- The Washington Times - Wednesday, January 12, 2005

RICHMOND — Virginia Gov. Mark Warner, delivering his fourth State of the Commonwealth address, urged state lawmakers last night to continue the bipartisan spirit and fiscal discipline they showed last year when they passed a massive tax-reform package.

The Democratic governor, who was interrupted by applause more than 30 times, said the state of the commonwealth was “strong.”

“When I first came before you three years ago, the commonwealth faced an uncertain future,” Mr. Warner told a joint session of the House and Senate. “Political gridlock, a deepening national recession and a lack of fiscal discipline had created the worst budgetary crisis in Virginia history.”

Mr. Warner said that in 2002, he asked for renewed bipartisanship to build “a stronger foundation for Virginia’s future.”

“And that’s exactly what you did,” he told the lawmakers, Cabinet secretaries and dignitaries in the House of Delegates chamber. “And tonight, with renewed confidence in the future, I thank you. Thank you very, very much.”

The governor delivered his speech on the opening day of a 46-day session during which Mr. Warner and legislators will amend the two-year, $61 billion budget adopted last year.

After thebitter 115-day legislative session last year, a group of Republicans joined Democrats to pass a sweeping $1.38 billion tax-reform package that increased the sales, cigarette and real estate taxes and reduced others.

The package allowed Virginia to retain its coveted AAA bond rating and enabled lawmakers to spend more on health care, education and public safety.

“We’ve shown that here in Virginia, Democrats and Republicans can come together, put politics aside and make tough decisions when times demand it,” Mr. Warner said.

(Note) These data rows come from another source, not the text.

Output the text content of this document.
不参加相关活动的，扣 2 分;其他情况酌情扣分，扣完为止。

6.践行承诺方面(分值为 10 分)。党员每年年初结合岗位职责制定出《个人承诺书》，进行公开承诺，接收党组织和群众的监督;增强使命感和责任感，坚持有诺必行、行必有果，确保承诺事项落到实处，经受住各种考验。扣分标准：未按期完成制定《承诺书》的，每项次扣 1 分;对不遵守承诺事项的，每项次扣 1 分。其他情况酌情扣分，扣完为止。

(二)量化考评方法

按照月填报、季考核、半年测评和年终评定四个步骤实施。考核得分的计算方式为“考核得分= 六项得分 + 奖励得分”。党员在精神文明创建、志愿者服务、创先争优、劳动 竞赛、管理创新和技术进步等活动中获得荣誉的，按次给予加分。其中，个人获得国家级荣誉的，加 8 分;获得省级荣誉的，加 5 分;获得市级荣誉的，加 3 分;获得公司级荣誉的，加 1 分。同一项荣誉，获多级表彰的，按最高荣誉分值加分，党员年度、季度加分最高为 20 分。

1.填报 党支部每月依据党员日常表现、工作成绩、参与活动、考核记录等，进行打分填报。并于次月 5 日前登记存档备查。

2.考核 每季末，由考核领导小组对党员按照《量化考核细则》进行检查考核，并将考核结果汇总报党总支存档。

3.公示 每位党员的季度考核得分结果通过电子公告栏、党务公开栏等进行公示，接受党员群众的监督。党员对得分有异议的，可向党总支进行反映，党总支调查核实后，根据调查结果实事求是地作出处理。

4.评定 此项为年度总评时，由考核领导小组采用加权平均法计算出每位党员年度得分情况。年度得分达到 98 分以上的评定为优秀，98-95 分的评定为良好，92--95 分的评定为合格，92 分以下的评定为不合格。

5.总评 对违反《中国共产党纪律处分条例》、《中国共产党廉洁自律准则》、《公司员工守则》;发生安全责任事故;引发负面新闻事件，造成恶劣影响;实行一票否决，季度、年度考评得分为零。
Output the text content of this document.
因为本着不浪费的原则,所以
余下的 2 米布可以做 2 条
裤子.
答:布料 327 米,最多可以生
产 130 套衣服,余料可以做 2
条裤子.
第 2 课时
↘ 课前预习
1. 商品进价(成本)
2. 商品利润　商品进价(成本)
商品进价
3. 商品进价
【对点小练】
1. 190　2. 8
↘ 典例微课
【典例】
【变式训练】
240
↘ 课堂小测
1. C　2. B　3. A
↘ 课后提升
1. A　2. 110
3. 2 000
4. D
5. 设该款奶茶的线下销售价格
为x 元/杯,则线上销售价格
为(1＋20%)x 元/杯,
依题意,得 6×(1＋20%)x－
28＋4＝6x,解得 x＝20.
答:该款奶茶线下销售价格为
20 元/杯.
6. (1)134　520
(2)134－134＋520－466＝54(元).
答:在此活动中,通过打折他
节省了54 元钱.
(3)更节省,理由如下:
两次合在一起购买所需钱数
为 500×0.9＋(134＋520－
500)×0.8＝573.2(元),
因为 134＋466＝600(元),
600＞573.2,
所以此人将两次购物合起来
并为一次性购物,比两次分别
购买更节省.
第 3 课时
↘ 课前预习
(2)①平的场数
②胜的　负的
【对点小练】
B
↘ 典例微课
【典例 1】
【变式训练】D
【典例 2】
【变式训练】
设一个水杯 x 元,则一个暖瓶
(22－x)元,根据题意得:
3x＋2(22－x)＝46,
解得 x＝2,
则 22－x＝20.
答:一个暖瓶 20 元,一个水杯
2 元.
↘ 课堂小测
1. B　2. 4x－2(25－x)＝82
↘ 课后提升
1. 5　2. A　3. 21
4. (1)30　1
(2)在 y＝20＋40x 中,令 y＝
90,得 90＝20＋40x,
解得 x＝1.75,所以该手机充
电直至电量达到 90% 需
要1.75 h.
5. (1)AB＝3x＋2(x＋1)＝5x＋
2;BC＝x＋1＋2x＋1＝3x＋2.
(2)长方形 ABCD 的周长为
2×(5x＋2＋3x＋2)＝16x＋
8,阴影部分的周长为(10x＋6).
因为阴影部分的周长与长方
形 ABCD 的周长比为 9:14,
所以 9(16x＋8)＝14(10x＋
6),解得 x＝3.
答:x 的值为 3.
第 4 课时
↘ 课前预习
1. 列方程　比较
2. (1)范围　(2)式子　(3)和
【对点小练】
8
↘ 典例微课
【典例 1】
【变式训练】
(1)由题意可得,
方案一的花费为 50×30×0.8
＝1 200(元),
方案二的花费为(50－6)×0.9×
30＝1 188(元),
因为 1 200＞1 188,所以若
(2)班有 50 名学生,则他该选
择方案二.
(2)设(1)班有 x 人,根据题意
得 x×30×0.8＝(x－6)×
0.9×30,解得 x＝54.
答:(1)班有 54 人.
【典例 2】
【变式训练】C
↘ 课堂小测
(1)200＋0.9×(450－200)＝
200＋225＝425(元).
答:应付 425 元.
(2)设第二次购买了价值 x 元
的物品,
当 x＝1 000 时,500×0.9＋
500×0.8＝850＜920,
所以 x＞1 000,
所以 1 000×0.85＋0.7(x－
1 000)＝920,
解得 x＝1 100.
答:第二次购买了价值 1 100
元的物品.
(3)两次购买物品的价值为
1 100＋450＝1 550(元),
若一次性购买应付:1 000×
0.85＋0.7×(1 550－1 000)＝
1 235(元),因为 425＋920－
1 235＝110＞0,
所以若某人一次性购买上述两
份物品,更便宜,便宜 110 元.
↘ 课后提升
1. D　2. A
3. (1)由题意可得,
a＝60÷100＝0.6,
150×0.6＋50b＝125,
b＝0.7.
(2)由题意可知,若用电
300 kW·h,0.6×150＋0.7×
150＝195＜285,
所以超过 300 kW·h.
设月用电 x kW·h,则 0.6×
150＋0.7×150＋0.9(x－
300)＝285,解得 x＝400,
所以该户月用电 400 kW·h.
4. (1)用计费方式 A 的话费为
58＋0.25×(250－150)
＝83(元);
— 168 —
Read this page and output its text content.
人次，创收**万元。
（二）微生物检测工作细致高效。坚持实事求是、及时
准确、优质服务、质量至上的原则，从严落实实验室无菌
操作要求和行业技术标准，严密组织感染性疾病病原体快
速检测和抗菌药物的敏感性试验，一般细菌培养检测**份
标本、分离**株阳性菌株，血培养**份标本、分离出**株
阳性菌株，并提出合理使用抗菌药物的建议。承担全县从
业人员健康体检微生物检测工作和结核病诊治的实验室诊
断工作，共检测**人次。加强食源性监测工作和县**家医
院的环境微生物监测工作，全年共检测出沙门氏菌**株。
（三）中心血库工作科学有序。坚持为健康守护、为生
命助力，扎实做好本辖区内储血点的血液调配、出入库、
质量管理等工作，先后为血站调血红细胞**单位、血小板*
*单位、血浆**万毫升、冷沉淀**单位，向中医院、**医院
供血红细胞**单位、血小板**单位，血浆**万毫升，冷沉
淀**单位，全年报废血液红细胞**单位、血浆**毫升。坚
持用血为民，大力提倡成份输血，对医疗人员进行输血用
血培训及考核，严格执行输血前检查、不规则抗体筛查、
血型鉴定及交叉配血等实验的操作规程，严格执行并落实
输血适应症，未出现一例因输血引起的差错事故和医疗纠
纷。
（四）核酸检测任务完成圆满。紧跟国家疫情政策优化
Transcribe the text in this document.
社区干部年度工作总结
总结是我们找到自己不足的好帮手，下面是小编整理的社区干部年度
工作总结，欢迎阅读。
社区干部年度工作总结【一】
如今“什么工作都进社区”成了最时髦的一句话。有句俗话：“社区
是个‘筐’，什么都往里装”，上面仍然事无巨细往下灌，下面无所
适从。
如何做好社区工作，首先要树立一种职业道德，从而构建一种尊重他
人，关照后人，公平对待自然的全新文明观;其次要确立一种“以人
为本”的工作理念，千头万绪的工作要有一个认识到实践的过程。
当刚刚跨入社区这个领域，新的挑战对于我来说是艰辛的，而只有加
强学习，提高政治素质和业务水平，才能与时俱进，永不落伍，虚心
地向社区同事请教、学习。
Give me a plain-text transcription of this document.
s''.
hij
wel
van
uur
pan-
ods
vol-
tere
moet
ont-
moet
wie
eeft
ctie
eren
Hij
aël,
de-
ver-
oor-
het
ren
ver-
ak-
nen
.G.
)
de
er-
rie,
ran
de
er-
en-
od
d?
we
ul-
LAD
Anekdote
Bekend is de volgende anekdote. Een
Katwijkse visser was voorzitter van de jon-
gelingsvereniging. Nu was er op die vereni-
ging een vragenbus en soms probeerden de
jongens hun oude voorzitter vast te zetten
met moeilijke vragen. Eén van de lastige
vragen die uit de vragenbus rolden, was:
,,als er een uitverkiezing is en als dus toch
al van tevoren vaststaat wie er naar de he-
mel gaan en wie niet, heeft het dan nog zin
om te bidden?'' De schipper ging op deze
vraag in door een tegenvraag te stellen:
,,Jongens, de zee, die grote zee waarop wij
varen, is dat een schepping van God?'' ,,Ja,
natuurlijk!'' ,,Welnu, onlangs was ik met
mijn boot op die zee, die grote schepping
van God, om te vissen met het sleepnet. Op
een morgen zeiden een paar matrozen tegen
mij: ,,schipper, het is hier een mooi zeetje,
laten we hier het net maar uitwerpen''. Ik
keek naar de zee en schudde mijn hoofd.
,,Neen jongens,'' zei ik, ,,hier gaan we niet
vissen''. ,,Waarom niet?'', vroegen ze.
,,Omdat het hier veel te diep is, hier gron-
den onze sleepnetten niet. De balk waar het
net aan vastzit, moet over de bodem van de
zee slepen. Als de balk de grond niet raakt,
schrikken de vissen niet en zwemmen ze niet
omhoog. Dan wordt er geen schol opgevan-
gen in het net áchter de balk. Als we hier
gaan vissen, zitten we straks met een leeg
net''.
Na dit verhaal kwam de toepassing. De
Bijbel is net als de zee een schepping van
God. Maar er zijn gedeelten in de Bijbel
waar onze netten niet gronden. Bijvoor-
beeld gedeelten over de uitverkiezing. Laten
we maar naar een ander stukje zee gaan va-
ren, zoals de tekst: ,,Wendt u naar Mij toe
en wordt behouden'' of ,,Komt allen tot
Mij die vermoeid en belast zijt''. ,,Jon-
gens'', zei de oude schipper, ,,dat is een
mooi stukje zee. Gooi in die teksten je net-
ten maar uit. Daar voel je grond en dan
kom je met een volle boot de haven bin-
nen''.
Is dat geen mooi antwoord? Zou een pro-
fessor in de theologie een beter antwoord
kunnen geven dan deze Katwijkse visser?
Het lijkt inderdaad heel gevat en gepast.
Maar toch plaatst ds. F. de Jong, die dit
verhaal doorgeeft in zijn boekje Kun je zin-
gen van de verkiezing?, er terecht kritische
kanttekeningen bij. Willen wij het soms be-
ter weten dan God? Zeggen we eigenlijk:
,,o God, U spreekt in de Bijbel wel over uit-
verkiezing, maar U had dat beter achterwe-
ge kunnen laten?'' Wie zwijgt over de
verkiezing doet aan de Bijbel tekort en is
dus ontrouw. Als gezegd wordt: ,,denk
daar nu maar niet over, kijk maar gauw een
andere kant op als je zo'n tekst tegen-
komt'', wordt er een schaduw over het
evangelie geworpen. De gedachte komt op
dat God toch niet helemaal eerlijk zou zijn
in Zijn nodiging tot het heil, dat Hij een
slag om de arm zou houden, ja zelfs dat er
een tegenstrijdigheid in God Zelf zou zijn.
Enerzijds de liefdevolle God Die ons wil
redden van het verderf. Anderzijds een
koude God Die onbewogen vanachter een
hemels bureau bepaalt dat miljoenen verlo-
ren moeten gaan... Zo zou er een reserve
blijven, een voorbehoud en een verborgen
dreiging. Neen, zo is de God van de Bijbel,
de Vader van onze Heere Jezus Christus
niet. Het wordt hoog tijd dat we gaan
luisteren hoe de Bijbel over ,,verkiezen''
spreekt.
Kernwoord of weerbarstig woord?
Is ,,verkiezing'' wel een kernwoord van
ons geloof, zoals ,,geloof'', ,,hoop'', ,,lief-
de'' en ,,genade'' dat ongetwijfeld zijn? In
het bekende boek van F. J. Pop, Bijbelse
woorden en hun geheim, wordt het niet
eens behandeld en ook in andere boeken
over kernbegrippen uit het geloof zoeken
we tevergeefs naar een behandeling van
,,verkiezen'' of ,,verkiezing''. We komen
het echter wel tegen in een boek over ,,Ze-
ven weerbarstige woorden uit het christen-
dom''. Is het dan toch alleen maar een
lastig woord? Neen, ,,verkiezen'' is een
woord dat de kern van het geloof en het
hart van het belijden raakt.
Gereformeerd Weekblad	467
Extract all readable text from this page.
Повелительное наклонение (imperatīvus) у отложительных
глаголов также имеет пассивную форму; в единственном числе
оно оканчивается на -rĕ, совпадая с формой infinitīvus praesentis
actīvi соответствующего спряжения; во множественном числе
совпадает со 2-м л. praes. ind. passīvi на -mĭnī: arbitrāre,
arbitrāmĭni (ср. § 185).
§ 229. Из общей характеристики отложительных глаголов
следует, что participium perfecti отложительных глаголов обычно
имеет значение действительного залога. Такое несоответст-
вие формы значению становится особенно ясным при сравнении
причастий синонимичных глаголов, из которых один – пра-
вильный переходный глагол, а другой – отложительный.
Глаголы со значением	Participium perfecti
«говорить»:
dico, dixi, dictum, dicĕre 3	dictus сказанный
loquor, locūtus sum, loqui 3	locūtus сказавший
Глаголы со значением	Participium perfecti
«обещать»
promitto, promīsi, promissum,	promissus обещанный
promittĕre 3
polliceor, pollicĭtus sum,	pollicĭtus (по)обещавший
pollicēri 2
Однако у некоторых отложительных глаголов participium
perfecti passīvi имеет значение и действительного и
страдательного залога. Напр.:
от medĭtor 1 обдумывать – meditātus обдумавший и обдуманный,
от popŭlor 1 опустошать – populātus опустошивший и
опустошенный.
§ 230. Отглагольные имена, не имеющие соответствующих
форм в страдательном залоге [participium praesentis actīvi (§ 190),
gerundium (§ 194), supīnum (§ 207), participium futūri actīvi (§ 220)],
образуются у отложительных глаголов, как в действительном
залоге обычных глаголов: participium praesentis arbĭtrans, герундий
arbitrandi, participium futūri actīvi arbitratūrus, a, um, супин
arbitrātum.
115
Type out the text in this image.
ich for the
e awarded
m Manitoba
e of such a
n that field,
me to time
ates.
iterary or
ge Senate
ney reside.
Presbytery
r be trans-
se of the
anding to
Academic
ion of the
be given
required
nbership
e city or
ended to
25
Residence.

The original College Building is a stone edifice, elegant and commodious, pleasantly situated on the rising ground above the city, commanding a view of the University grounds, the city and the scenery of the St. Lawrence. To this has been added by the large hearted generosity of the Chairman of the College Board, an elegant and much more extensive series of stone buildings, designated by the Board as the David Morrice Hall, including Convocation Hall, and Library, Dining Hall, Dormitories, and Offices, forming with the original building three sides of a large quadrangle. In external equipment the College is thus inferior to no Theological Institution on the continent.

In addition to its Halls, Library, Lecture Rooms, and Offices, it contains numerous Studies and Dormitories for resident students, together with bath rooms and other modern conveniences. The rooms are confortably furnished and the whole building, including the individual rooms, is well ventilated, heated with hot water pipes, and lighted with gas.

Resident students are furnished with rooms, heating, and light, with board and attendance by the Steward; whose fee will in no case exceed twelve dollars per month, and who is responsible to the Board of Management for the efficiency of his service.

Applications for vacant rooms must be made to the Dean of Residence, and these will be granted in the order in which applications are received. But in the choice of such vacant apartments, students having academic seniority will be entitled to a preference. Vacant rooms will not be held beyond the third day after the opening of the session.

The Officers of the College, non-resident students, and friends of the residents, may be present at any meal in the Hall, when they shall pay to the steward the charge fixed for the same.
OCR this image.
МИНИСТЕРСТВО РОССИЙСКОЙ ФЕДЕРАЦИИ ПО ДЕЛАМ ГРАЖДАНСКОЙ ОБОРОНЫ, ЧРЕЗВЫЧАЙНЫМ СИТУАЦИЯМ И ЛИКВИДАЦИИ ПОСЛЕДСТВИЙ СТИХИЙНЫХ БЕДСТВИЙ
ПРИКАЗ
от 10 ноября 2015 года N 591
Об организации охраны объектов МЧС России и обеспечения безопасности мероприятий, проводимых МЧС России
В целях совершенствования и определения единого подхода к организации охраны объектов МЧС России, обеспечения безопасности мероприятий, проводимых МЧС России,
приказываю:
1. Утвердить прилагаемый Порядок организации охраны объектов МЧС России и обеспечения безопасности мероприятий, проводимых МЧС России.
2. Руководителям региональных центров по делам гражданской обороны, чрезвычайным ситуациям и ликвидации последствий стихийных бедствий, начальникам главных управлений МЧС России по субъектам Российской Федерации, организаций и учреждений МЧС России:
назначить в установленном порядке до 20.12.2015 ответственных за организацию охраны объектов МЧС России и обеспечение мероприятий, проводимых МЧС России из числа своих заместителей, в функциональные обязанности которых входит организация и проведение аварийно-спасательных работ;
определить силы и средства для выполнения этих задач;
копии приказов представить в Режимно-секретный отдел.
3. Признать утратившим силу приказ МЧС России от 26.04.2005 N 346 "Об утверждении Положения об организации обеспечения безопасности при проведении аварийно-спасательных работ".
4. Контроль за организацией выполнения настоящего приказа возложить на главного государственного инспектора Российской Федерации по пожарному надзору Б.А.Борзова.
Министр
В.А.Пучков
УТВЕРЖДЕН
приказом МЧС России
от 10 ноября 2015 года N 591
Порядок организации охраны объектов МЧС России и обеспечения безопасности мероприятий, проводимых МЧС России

Last night, Republicans, who control both chambers of the legislature, characterized Mr. Warner’s speech as “safe” and noted he did not advance any new agenda.

Others said the speech was geared to appeal to moderates who are eyeing Mr. Warner for a run for U.S. Senate or the presidency.

Attorney General Jerry W. Kilgore, the presumed Republican nominee for governor, said Mr. Warner did a good job of appealing to his opposing party.

“It was a speech to reach out to Republicans,” Mr. Kilgore said.

Lt. Gov. Timothy M. Kaine, Mr. Kilgore’s likely Democratic opponent for governor, praised Mr. Warner for his “common-sense proposals” and said he thinks much will be accomplished this session.

“We will use these 45 days productively,” he said.

Some criticized the governor for supporting increased taxes in the face of a rebounding economy. The state has a projected $919 million budget surplus partly because of the rebounding economy and tax increases.

“The speech was fairly standard, but he mentioned the surplus,” said House Majority Leader H. Morgan Griffith, Salem Republican. “I think this does call into question the need for the massive tax increases he wanted.”

However, Mr. Warner and most legislative leaders agree the surplus should be spent on one-time expenses, including a major cash infusion to help fix the state’s ailing transportation system. The governor also wants to cut the food tax two years ahead of schedule and add $230 million to the state’s Rainy Day Fund.

“I am determined that Virginia will not repeat the mistakes of the past,” Mr. Warner said. “We are filled this evening with hope, optimism and the shared determination to do what is best for our people.”

The governor called his agenda “ambitious.”

“It will keep Virginia’s budget balanced. It will strengthen our schools, continue our work to reform transportation and create new economic opportunities for the people of the commonwealth,” he said. “But as with everything else we’ve done, keeping Virginia on the right track will require us to work together, to abandon petty politics and to put Virginia first.”

Mr. Warner also praised the estimated 2,000 troops from Virginia’s National Guard who have been called to active duty and the four Virginians who were killed in the mess hall attack in Mosul last month.

“Their sacrifices call to mind the values that have sustained this nation in good times and bad: loyalty, patriotism, courage and service,” he said, praising the troops in the gallery audience.

Mr. Warner told Virginians that more good things are to come.

“We’re outpacing the rest of the nation in creating new jobs. As many of you know, on a single day last November, we were able to announce more than 11,000 new jobs coming to the commonwealth,” he said.

Mr. Warner spoke of the need for improving transportation, an issue that will dominate the session.

He has proposed that $824 million go toward public-private partnerships and rail and transit initiatives. The sum also would be used to pay off debt and repay the Transportation Trust Fund.

House Republicans have proposed a $938 million plan similar to the governor’s proposal. Besides relying on public-private partnerships, the House plan counts on insurance-premium tax revenues and $100 million from an “abuser fee” program. The program, if passed, would impose higher fines on drivers who speed or who drive while drunk, recklessly or with a suspended license.